The Labor Department's closely watched report on monthly employment, for September, will be issued on Friday, October 5.
U.S. Treasury debt prices pared gains after the surprise drop in weekly jobless claims while stock futures added to gains.
The U.S. dollar, which plumbed record lows just before publication of the latest batch of U.S. economic news, edged higher versus the Japanese yen after the data.
The U.S. Federal Reserve cut official interest rates by a half-percentage point last week, saying it wanted to try to forestall some of the impact of a credit squeeze, which policy-makers fear will take a toll on both U.S. and global expansion.
Consumer spending, which accounts for more than two-thirds of national economic activity, was left unrevised at a 1.4 percent growth rate in the second quarter, slowing from 3.7 percent increase in the first quarter.
Business investment was revised down to an 11 percent annual growth rate from 11.1 percent estimated a month ago, still far ahead of the first quarter's 2.1 percent rate of increase and the strongest since the first quarter of last year.
There was little sign of inflation pressure.

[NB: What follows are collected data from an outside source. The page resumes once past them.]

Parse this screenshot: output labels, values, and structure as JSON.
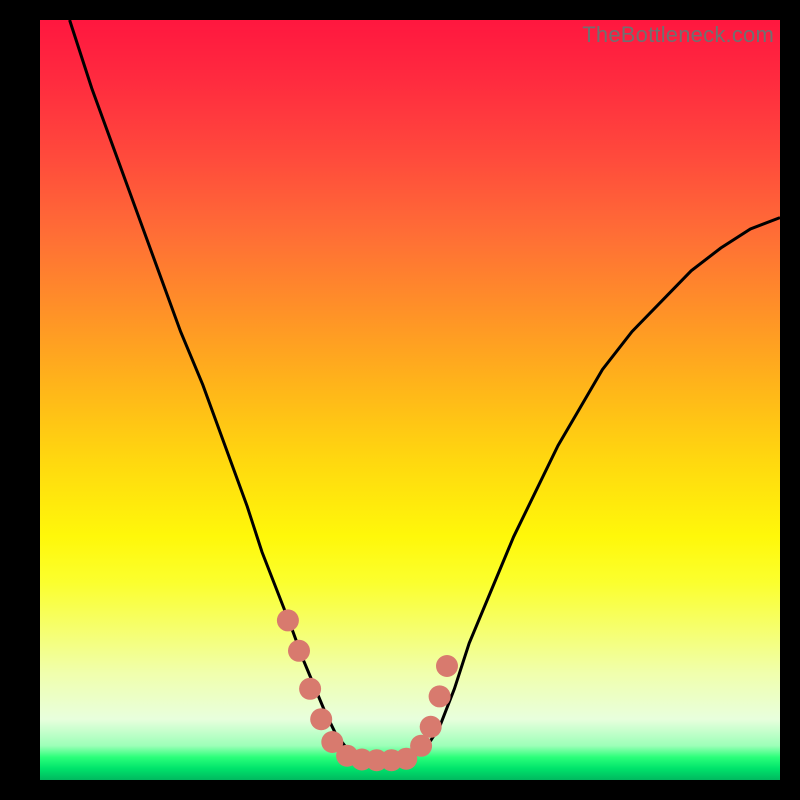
{
  "watermark": "TheBottleneck.com",
  "colors": {
    "page_bg": "#000000",
    "watermark_text": "#707070",
    "curve_stroke": "#000000",
    "marker_fill": "#d87a6e",
    "gradient_top": "#ff173f",
    "gradient_bottom": "#00b85f"
  },
  "chart_data": {
    "type": "line",
    "title": "",
    "xlabel": "",
    "ylabel": "",
    "xlim": [
      0,
      100
    ],
    "ylim": [
      0,
      100
    ],
    "grid": false,
    "legend": false,
    "note": "Axes have no tick labels; values are mapped to fractional plot coordinates (0–100 each axis). y=100 is top, y=0 is bottom.",
    "series": [
      {
        "name": "main-curve",
        "x": [
          4,
          7,
          10,
          13,
          16,
          19,
          22,
          25,
          28,
          30,
          32,
          34,
          35.5,
          37,
          38.5,
          40,
          42,
          44,
          46,
          48,
          50,
          52,
          54,
          56,
          58,
          61,
          64,
          67,
          70,
          73,
          76,
          80,
          84,
          88,
          92,
          96,
          100
        ],
        "y": [
          100,
          91,
          83,
          75,
          67,
          59,
          52,
          44,
          36,
          30,
          25,
          20,
          16,
          12.5,
          9,
          6,
          3.5,
          2.8,
          2.6,
          2.6,
          2.8,
          4,
          7,
          12,
          18,
          25,
          32,
          38,
          44,
          49,
          54,
          59,
          63,
          67,
          70,
          72.5,
          74
        ]
      }
    ],
    "markers": {
      "description": "Highlighted points on the curve near its minimum, drawn as salmon dots.",
      "color": "#d87a6e",
      "radius_px": 11,
      "points_xy": [
        [
          33.5,
          21
        ],
        [
          35.0,
          17
        ],
        [
          36.5,
          12
        ],
        [
          38.0,
          8
        ],
        [
          39.5,
          5
        ],
        [
          41.5,
          3.2
        ],
        [
          43.5,
          2.7
        ],
        [
          45.5,
          2.6
        ],
        [
          47.5,
          2.6
        ],
        [
          49.5,
          2.8
        ],
        [
          51.5,
          4.5
        ],
        [
          52.8,
          7
        ],
        [
          54.0,
          11
        ],
        [
          55.0,
          15
        ]
      ]
    }
  }
}
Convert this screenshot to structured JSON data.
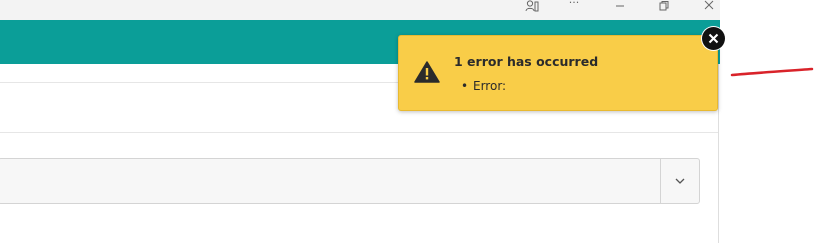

So-called core prices, which exclude food and energy items, increased at a revised 1.4 percent annual rate instead of 1.3 percent estimated a month ago. That was well below the 2.4 percent rate of core price rises in the first quarter and was the slowest pace of price rises in four years.
Corporate profits remained solid, rising at a revised 5.2 percent rate in the second quarter instead of 5.4 percent estimated a month ago. That was well ahead of the 1.5 percent rate of profits increase posted in the first three months of the year.